IL "PUBBLICO CONVOCIO". Stato e cittadini nella Repubblica napoletana del 1799 - Mario battaglini

libreria neapolisAutore: Mario Battaglini
Titolo: Il «pubblico convocio»
Sottotitolo: Stato e cittadini nella Repubblica napoletana del 1799
Descrizione: Volume in formato 8°; 294 pagine
Luogo, Editore, data: Napoli, La scuola di Pitagora, 2013
Collana: Collezione Vivarium
Prezzo: Euro 24,00
Disponibilità: In commercio

Nella prima quindicina di marzo del 1799, il Governo provvisorio napoletano emanava il seguente comunicato: "il pubblico convocìo avendo avvertito il governo che la sua buona fede era stata sorpresa nella distribuzione degli impieghi [...] è venuto a creare una commissione [...] per la deposizione di tutti gli indebitamente intrusi ed il severo scrutinio di chiunque debba ammettersi in seguito". La situazione che emerge da questo comunicato è unica (a quel che mi risulta) nel variegato mondo delle repubbliche cosiddette giacobine: da essa si ricava che i cittadini napoletani anziché sudditi abulici, come sotto la Monarchia, erano i partecipi solerti della attività del governo che ascoltava e faceva propri i loro suggerimenti. Si è detto e ripetuto più volte che la Repubblica napoletana è una repubblica di élite che un gruppo di astratti filosofi aveva creato. Nulla è meno vero di ciò: i cittadini partecipano coralmente alla vita della nazione e i problemi del tutto concreti che debbono risolvere giorno dopo giorno riguardavano non gli immortali principi, ma il quotidiano, angusto quotidiano che doveva rimediare minuto dopo minuto il denaro per lo Stato e i viveri per i cittadini e nel contempo neutralizzare gli abusi dei francesi, insaziabili predatori.

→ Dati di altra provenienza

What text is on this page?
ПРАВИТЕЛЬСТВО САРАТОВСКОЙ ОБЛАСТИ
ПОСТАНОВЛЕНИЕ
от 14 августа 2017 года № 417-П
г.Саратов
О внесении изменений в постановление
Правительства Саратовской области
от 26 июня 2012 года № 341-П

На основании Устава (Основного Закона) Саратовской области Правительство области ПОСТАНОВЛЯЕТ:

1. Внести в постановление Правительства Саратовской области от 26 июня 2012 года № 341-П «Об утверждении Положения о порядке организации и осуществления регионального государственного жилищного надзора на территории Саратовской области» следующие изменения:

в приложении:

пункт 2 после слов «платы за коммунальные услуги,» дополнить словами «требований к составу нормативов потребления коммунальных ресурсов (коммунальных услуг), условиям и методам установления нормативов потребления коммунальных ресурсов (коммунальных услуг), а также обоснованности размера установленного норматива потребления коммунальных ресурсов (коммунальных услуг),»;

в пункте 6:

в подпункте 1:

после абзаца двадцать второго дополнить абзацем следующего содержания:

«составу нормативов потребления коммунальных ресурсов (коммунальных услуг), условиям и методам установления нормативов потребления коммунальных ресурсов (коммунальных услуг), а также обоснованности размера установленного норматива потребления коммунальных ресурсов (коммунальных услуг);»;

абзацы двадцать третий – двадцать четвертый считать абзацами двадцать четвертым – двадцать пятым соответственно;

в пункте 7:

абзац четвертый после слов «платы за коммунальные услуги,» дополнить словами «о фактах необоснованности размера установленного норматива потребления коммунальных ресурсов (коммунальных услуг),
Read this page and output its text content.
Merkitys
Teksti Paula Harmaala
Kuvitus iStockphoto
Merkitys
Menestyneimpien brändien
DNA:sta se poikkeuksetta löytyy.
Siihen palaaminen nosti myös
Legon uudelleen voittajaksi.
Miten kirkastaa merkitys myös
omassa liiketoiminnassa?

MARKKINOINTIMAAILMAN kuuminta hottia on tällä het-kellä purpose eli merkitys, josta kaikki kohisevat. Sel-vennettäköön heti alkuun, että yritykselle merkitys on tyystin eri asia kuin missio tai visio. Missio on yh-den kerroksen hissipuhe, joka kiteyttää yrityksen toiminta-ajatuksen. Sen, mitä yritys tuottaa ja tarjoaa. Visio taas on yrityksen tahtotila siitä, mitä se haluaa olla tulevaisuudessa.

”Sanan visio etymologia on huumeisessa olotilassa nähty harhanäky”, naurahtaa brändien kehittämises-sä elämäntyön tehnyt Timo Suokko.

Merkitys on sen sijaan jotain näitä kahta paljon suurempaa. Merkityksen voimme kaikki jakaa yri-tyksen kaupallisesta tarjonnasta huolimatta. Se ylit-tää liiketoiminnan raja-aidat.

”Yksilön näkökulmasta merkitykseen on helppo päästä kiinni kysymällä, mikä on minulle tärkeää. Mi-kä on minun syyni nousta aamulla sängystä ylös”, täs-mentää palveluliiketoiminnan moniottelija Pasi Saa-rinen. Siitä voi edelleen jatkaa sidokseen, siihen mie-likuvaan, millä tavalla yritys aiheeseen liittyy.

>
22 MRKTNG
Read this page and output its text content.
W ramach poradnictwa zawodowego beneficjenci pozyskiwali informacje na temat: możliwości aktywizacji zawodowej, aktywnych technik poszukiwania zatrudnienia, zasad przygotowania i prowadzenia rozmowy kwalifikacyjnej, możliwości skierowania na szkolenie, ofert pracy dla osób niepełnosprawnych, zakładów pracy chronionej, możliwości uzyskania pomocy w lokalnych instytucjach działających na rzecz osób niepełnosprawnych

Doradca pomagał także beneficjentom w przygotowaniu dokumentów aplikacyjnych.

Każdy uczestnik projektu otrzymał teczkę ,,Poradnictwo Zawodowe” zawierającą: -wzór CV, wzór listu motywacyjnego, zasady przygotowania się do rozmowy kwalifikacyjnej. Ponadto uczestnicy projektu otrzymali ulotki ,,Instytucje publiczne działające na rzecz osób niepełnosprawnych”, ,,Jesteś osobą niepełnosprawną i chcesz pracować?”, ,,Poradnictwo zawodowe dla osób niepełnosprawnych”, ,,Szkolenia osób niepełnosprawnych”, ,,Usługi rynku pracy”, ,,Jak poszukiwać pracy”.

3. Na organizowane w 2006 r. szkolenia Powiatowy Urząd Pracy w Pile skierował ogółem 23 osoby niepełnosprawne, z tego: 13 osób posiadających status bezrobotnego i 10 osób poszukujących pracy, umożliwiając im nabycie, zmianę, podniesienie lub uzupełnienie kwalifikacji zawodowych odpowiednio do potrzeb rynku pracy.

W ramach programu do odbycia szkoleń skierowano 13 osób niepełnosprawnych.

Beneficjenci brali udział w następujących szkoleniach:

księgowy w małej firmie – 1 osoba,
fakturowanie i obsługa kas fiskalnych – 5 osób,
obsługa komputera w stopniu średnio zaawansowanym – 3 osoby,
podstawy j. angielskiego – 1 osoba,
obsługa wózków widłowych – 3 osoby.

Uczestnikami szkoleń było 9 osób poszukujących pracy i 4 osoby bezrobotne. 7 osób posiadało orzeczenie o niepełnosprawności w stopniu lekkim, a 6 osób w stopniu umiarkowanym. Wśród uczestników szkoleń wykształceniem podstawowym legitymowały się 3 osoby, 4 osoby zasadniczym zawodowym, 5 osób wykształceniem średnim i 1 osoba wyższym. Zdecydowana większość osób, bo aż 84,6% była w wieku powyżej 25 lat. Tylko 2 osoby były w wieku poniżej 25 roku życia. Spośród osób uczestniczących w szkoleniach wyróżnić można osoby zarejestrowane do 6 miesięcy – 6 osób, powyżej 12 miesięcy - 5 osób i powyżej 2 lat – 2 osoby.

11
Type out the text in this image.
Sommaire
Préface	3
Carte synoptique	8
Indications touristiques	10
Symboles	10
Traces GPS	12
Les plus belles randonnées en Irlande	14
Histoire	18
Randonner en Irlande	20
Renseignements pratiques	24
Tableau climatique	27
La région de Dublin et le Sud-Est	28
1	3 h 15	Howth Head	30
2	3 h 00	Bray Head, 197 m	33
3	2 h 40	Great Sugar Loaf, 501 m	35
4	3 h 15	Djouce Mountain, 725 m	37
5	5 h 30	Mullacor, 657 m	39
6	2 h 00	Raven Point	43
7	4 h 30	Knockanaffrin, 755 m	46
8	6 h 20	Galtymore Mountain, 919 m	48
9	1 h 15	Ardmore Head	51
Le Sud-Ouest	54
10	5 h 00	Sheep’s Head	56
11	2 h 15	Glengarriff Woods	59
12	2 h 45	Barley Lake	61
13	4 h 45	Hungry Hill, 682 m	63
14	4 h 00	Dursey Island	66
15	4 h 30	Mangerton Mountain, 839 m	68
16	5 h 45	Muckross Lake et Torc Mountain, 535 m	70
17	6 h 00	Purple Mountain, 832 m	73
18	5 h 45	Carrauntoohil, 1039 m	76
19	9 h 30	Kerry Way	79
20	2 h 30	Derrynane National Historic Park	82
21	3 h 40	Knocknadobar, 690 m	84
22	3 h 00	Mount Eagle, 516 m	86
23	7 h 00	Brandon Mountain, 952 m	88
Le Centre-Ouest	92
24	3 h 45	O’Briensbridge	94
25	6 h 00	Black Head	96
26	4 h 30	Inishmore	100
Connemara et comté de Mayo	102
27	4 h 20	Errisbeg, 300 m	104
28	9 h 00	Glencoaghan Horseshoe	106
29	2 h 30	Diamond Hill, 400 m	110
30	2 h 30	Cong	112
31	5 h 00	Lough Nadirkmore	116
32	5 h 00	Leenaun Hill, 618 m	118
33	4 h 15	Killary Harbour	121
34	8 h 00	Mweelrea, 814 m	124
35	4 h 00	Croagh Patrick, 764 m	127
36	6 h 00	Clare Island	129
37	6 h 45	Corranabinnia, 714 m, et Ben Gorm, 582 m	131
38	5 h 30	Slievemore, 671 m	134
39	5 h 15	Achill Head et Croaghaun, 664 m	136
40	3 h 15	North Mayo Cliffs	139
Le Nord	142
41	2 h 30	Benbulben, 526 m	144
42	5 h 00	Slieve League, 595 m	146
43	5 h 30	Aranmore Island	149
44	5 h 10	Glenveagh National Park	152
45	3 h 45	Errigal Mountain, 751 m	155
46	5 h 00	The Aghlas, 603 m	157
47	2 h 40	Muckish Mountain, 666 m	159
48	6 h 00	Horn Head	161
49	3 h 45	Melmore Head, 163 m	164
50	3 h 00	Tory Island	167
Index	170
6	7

Poi, verso la fine, quando ormai i problemi quotidiani erano tutti impostati e parzialmente risolti, si passò alle grandi riforme sociali: abolizione dei feudi, dei fedecommessi, dei monti familiari. E qui l'intervento dei cittadini fu veramente corale e suggerimenti e proposte diedero vita a delle discussioni che dimostrano come fosse piena e concreta questa partecipazione del popolo alla vita della Repubblica.